Conversely, the IMF indicates that AI presents a significant upside for the global economy. If the investment surge leads to rapid adoption and productivity gains are realized, global growth could increase by as much as 0.3% in 2026 and between 0.1% and 0.8% annually in the medium term, depending on the speed of adoption and global AI readiness.
Global and Regional Inflation Outlook
Globally, inflation is projected to continue its decline from an estimated 4.1% in 2025 to 3.8% in 2026, further decreasing to 3.4% in 2027. Gourinchas suggested that this trajectory could allow for more accommodative monetary policies, supporting further growth.
For the United Kingdom, the IMF expects inflation to return to the 2% target by the end of the year. This is anticipated to be influenced by fading price changes in regulated industries and continued moderation of wage growth due to a weakening labor market. Price increases in regulated sectors had contributed to higher inflation in the UK last year, but these effects are expected to subside.
Regional Economic Updates
- United States: The U.S. growth forecast for 2026 increased by 0.3% to 2.4%, largely due to substantial investment in AI infrastructure, including data centers and AI chips. The 2027 forecast was slightly lowered to 2.0%.
- United Kingdom: The IMF estimates the UK economy grew by 1.4% in 2025. The forecast for 2026 remains at 1.3%, positioning the UK as potentially the third-fastest-growing G7 economy, behind the U.S. and Canada. A 1.5% growth is predicted for the UK in 2027.
- Spain: Spain's 2026 GDP forecast saw a 0.3% upgrade to 2.3% due to technology investment.
- China: China's 2026 growth is projected at 4.5%, a 0.3% increase from October estimates, attributed to a 10% reduction in U.S. tariff rates on Chinese goods for a year and continued export diversification. Gourinchas indicated that China may face increased protectionist trade policies without a more balanced growth model.
- Euro Zone: The euro zone's 2026 growth forecast rose by 0.1% to 1.3%, driven by increased public spending in Germany and stronger performances in Spain and Ireland.
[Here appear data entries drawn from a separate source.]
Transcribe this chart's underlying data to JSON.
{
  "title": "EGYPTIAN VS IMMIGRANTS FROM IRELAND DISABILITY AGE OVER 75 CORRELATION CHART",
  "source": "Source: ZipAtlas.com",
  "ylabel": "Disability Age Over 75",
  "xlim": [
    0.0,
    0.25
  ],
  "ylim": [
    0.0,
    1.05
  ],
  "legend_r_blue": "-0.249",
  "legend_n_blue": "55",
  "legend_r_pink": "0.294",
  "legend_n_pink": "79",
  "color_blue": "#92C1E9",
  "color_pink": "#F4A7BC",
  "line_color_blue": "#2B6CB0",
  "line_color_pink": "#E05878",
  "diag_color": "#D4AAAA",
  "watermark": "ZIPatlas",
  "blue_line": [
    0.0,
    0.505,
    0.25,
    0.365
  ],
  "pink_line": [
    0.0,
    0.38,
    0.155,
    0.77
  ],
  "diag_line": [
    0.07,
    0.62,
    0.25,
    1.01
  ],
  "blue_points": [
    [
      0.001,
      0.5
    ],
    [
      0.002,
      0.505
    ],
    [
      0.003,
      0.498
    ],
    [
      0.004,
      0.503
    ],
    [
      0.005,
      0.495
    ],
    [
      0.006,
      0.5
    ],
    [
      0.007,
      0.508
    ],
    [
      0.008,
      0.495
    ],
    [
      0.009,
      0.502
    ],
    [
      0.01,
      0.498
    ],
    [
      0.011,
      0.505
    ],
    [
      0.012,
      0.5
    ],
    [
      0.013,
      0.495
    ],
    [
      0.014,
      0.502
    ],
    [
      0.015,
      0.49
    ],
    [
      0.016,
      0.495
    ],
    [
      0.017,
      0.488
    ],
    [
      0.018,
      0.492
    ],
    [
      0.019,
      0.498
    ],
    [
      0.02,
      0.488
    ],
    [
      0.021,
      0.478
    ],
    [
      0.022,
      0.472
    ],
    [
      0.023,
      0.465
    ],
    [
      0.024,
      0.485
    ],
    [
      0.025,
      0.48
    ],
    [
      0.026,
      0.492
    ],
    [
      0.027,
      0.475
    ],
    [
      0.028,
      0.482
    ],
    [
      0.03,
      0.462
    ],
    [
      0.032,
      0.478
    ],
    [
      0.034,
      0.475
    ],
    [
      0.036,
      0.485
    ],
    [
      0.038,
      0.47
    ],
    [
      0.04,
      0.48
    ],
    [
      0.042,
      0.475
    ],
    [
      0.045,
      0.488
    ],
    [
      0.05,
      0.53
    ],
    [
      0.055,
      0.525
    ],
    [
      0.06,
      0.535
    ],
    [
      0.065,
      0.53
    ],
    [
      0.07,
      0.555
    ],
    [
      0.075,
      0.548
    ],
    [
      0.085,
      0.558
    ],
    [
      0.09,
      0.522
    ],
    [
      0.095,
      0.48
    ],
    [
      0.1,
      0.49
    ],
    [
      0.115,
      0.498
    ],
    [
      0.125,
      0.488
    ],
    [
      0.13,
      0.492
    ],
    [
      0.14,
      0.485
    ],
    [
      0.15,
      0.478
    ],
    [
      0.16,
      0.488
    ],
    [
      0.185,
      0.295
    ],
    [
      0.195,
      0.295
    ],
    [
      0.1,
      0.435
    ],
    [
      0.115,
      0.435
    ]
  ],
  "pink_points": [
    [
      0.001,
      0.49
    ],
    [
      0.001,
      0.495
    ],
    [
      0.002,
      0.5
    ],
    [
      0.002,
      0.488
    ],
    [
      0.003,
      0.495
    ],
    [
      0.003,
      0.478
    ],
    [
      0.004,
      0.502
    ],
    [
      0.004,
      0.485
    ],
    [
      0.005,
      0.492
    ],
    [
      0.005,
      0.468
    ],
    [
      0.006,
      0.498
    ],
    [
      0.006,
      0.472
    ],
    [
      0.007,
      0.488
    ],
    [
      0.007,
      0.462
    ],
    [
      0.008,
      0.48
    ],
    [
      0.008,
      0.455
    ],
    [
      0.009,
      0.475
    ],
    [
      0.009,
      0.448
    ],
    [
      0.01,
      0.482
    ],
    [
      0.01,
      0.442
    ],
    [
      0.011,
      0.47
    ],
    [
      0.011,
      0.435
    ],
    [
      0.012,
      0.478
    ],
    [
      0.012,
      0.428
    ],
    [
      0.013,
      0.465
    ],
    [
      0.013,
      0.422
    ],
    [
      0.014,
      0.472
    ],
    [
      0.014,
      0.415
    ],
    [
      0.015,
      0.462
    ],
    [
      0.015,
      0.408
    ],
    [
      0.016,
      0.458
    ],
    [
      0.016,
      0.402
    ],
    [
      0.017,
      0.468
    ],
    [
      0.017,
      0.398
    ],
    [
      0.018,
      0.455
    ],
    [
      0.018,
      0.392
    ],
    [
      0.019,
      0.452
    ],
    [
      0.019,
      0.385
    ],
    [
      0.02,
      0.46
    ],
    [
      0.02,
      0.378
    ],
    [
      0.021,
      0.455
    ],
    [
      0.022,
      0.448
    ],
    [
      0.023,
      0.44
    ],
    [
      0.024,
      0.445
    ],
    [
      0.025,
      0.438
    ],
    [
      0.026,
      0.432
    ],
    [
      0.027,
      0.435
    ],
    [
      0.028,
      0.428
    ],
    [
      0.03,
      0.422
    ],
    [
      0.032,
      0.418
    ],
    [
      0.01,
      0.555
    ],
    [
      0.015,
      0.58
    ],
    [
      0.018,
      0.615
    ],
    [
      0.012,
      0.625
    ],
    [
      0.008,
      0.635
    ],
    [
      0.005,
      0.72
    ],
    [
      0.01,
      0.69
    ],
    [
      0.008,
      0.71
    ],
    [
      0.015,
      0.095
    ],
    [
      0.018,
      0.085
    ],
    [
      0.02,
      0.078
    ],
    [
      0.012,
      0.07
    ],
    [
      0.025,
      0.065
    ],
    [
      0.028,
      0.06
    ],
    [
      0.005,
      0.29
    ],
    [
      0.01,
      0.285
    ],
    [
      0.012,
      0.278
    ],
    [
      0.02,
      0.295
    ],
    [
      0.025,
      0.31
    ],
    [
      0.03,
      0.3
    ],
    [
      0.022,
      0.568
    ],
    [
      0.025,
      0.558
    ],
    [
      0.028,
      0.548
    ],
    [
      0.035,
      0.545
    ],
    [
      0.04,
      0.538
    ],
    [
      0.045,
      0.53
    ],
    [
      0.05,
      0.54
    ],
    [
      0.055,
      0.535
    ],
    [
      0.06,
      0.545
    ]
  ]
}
The 2027 forecast remains at 1.4%.
- Japan: Japan's 2026 growth forecast received a slight upgrade due to its government's fiscal stimulus package.
- Brazil: Brazil's 2026 growth rate was reduced by 0.3% to 1.6% since October, largely due to tighter monetary policy implemented to address inflation.
Central Bank Independence
The IMF emphasized that the independence of central banks is "paramount" and of "critical importance" for maintaining global economic stability and fostering growth.